Caveiras, arcanjos e cavalos são outros elementos pouco familiares à pintura da artista, que, ao contrário de Adão, se inserem como detalhes para serem apreciados de perto. A pintora diz que todos os seres vivos ou inanimados brotaram de suas mãos de forma intuitiva, de modo que o resultado dialoga com um embate entre o sagrado e o profano, muito recorrente no seu trabalho. “Eu vou pintando. Aí faço uma suruba, essa danação. Só que logo depois eu peço desculpa e pinto uma procissão. É a minha repressão judaico-cristã”, explica a olindense.

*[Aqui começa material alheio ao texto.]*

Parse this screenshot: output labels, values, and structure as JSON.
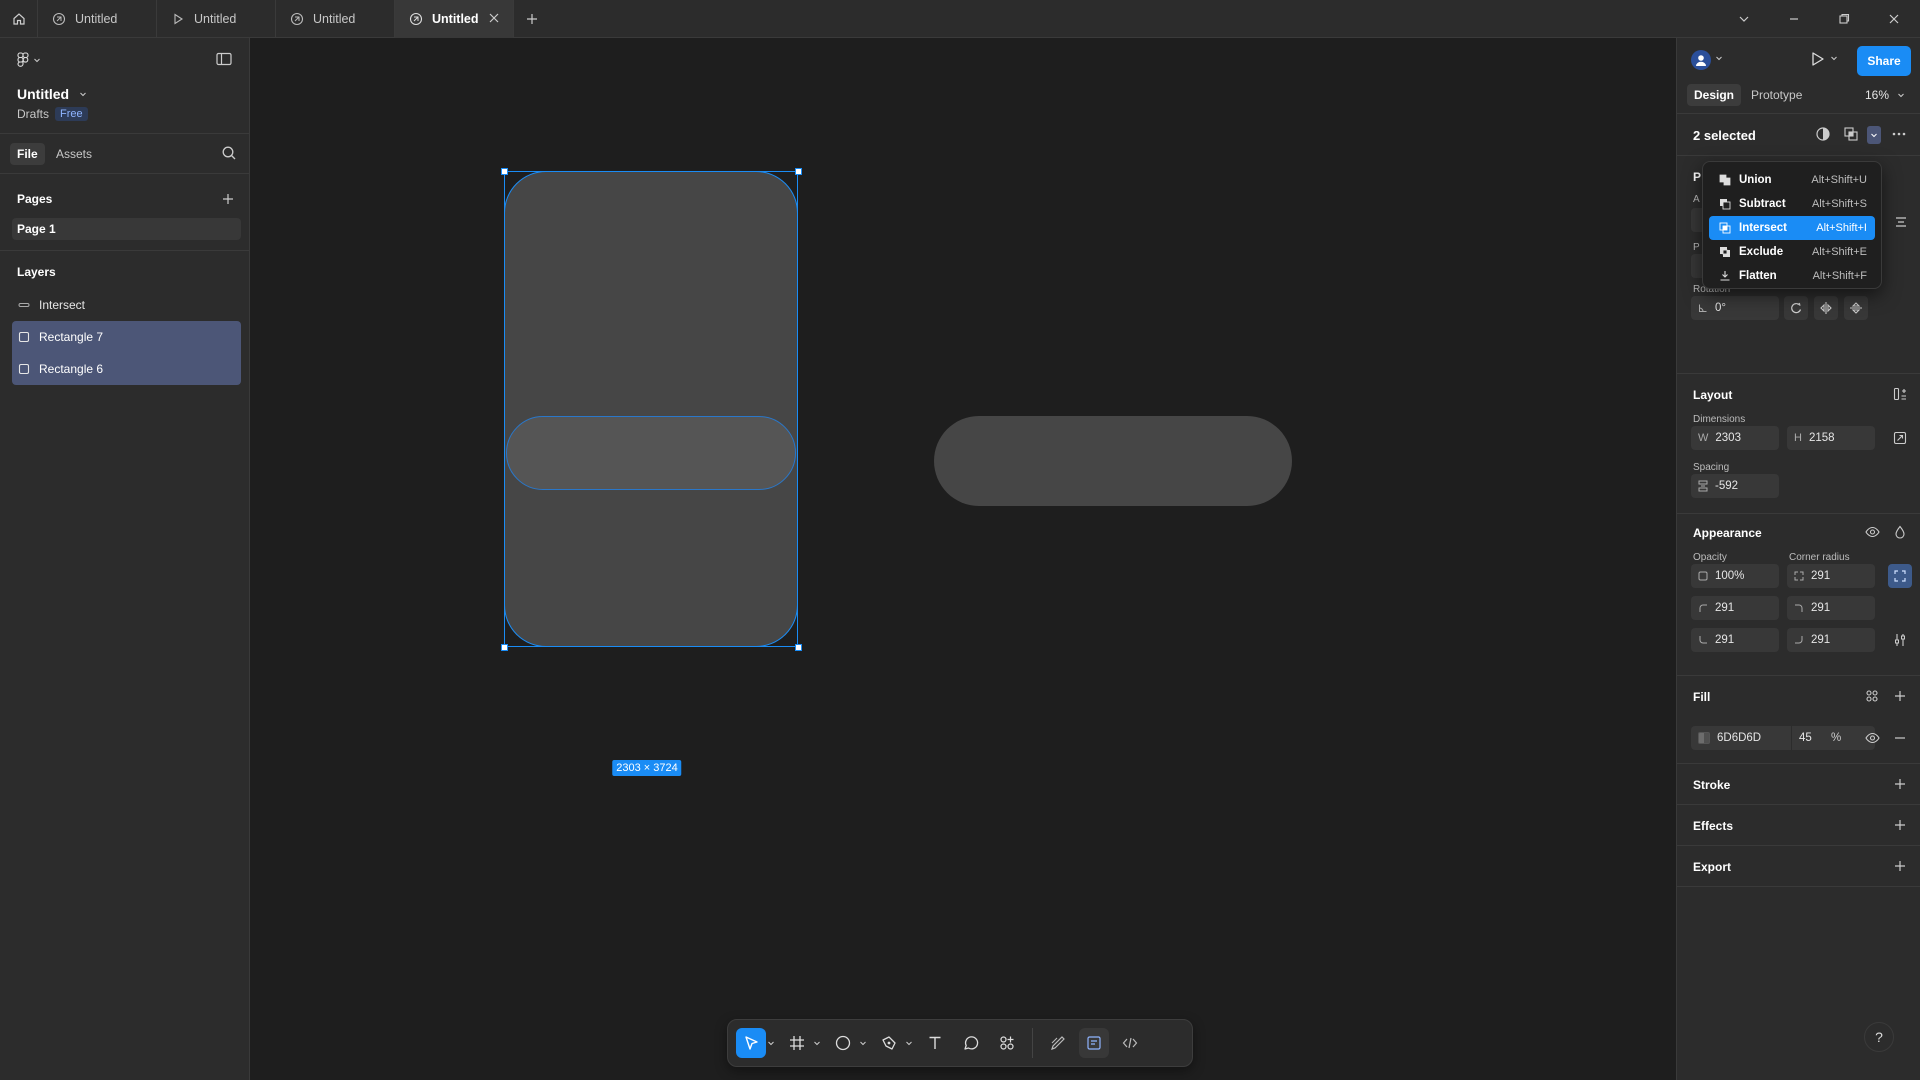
{
  "tabs": [
    {
      "label": "Untitled",
      "icon": "design-file-icon"
    },
    {
      "label": "Untitled",
      "icon": "prototype-play-icon"
    },
    {
      "label": "Untitled",
      "icon": "design-file-icon"
    },
    {
      "label": "Untitled",
      "icon": "design-file-icon",
      "active": true
    }
  ],
  "file": {
    "title": "Untitled",
    "location": "Drafts",
    "plan": "Free"
  },
  "left_tabs": {
    "file": "File",
    "assets": "Assets"
  },
  "pages": {
    "title": "Pages",
    "items": [
      "Page 1"
    ]
  },
  "layers": {
    "title": "Layers",
    "items": [
      {
        "label": "Intersect",
        "icon": "boolean-group-icon",
        "selected": false
      },
      {
        "label": "Rectangle 7",
        "icon": "rectangle-icon",
        "selected": true
      },
      {
        "label": "Rectangle 6",
        "icon": "rectangle-icon",
        "selected": true
      }
    ]
  },
  "canvas": {
    "selection_size": "2303 × 3724"
  },
  "right": {
    "share": "Share",
    "tabs": {
      "design": "Design",
      "prototype": "Prototype"
    },
    "zoom": "16%",
    "selection": "2 selected",
    "rotation": {
      "label": "Rotation",
      "value": "0°"
    },
    "layout": {
      "title": "Layout",
      "dimensions_label": "Dimensions",
      "w_prefix": "W",
      "w": "2303",
      "h_prefix": "H",
      "h": "2158",
      "spacing_label": "Spacing",
      "spacing": "-592"
    },
    "appearance": {
      "title": "Appearance",
      "opacity_label": "Opacity",
      "opacity": "100%",
      "radius_label": "Corner radius",
      "radius": "291",
      "tl": "291",
      "tr": "291",
      "bl": "291",
      "br": "291"
    },
    "fill": {
      "title": "Fill",
      "hex": "6D6D6D",
      "opacity": "45",
      "unit": "%"
    },
    "stroke": "Stroke",
    "effects": "Effects",
    "export": "Export",
    "partial_labels": {
      "p1": "P",
      "a": "A",
      "p2": "P"
    }
  },
  "menu": [
    {
      "label": "Union",
      "shortcut": "Alt+Shift+U",
      "icon": "union-icon"
    },
    {
      "label": "Subtract",
      "shortcut": "Alt+Shift+S",
      "icon": "subtract-icon"
    },
    {
      "label": "Intersect",
      "shortcut": "Alt+Shift+I",
      "icon": "intersect-icon",
      "highlighted": true
    },
    {
      "label": "Exclude",
      "shortcut": "Alt+Shift+E",
      "icon": "exclude-icon"
    },
    {
      "label": "Flatten",
      "shortcut": "Alt+Shift+F",
      "icon": "flatten-icon"
    }
  ],
  "help": "?",
  "colors": {
    "accent": "#1A8CF5",
    "fill": "#6D6D6D",
    "selection_row": "#4C5677"
  }
}
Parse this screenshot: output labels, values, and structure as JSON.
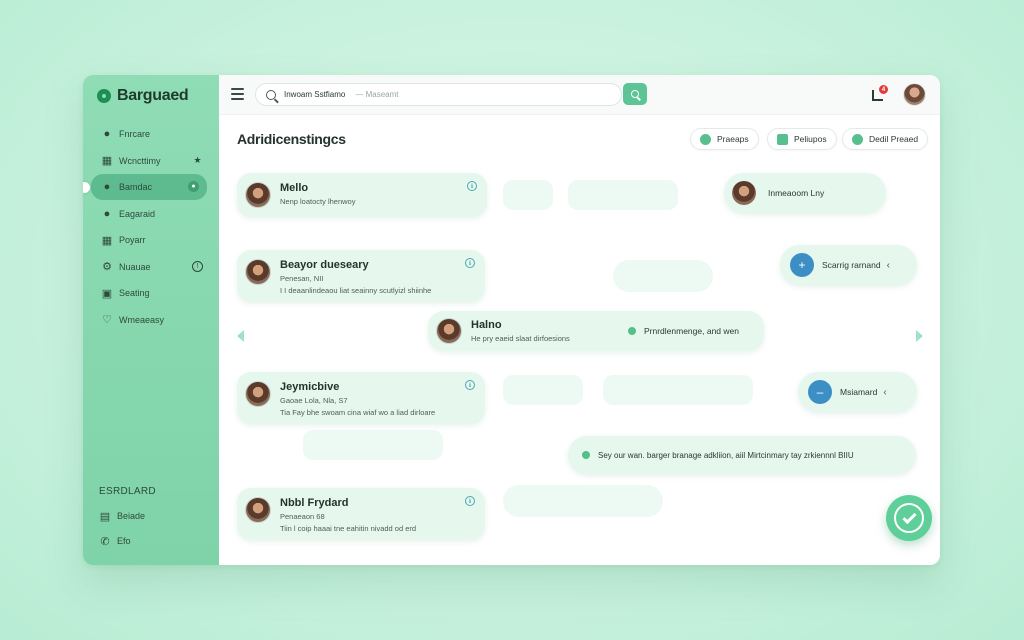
{
  "app": {
    "brand": "Barguaed"
  },
  "sidebar": {
    "items": [
      {
        "label": "Fnrcare",
        "icon": "user-icon"
      },
      {
        "label": "Wcncttimy",
        "icon": "team-icon",
        "badge": "★"
      },
      {
        "label": "Bamdac",
        "icon": "user-icon",
        "active": true,
        "badge": "●"
      },
      {
        "label": "Eagaraid",
        "icon": "user-icon"
      },
      {
        "label": "Poyarr",
        "icon": "grid-icon"
      },
      {
        "label": "Nuauae",
        "icon": "gear-icon",
        "badge": "!"
      },
      {
        "label": "Seating",
        "icon": "image-icon"
      },
      {
        "label": "Wmeaeasy",
        "icon": "heart-icon"
      }
    ],
    "section_title": "ESRDLARD",
    "sub_items": [
      {
        "label": "Beiade",
        "icon": "doc-icon"
      },
      {
        "label": "Efo",
        "icon": "phone-icon"
      }
    ]
  },
  "topbar": {
    "search_value": "Inwoam Sstfiamo",
    "search_placeholder": "— Maseamt",
    "notif_count": "4"
  },
  "main": {
    "title": "Adridicenstingcs",
    "pill_buttons": [
      {
        "label": "Praeaps",
        "icon": "globe-icon"
      },
      {
        "label": "Peliupos",
        "icon": "chat-icon"
      },
      {
        "label": "Dedil Preaed",
        "icon": "pin-icon"
      }
    ],
    "cards": [
      {
        "name": "Mello",
        "line1": "Nenp loatocty lhenwoy",
        "line2": ""
      },
      {
        "name": "Beayor dueseary",
        "line1": "Penesan, NII",
        "line2": "I I deaanlindeaou liat seainny scutlyizl shiinhe"
      },
      {
        "name": "Halno",
        "line1": "He pry eaeid slaat dirfoesions",
        "line2": ""
      },
      {
        "name": "Jeymicbive",
        "line1": "Gaoae Lola, Nla, S7",
        "line2": "Tia Fay bhe swoam cina wiaf wo a liad dirloare"
      },
      {
        "name": "Nbbl Frydard",
        "line1": "Penaeaon 68",
        "line2": "Tiin l coip haaai tne eahitin nivadd od erd"
      }
    ],
    "halno_status": "Prnrdlenmenge, and wen",
    "right_bubbles": [
      {
        "text": "Inmeaoom Lny"
      },
      {
        "text": "Scarrig rarnand"
      },
      {
        "text": "Msiamard"
      },
      {
        "text": "Sey our wan. barger branage adkliion, aiil Mirtcinmary tay zrkiennnl BIIU"
      }
    ]
  },
  "colors": {
    "accent": "#5dc495",
    "sidebar": "#8fdcb5",
    "bubble": "#e6f7ee"
  }
}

Trechos do Apocalipse, um dos livros bíblicos preferidos de Tereza, circundam o mural, reforçando um pano de fundo religioso que trava um jogo de amarra-liberta na mente da artista. É daí que surgem contrastes surpreendentes, nos remetendo à riqueza de detalhes de quadros que marcaram a história da arte, como O jardim das delícias terrenas, do pintor flamengo Hieronymus Bosch (1450-1516). Talvez Tereza pense como ele: o destino provável da humanidade é a danação eterna. Nem céu nem inferno. O purgatório.

No seu novo painel, a pintora pernambucana só poupa os bichos. Nem a igreja escapa. É só olhar direitinho para a segunda prancha do quadro e lá está Dom José, ex-arcebispo de Olinda e Recife, famoso por sua amargura, de salto alto. Enquanto isso, Dom Hélder hasteia a bandeirinha branca lá de cima para ele. São toques de ironia que dão novos sabores à pintura de Tereza. Vale a pena se perder na imensa tela.

Sua proposta estética se mantém nesse mural, dialogando diretamente com a série anterior, Sete luas de sangue (2000). Mas não há nada na obra de Tereza Costa Rêgo que se compare ao esforço e à magnitude dessa pintura, capaz de fazer serpentear nosso olhar pelo seu imenso poder de sedução.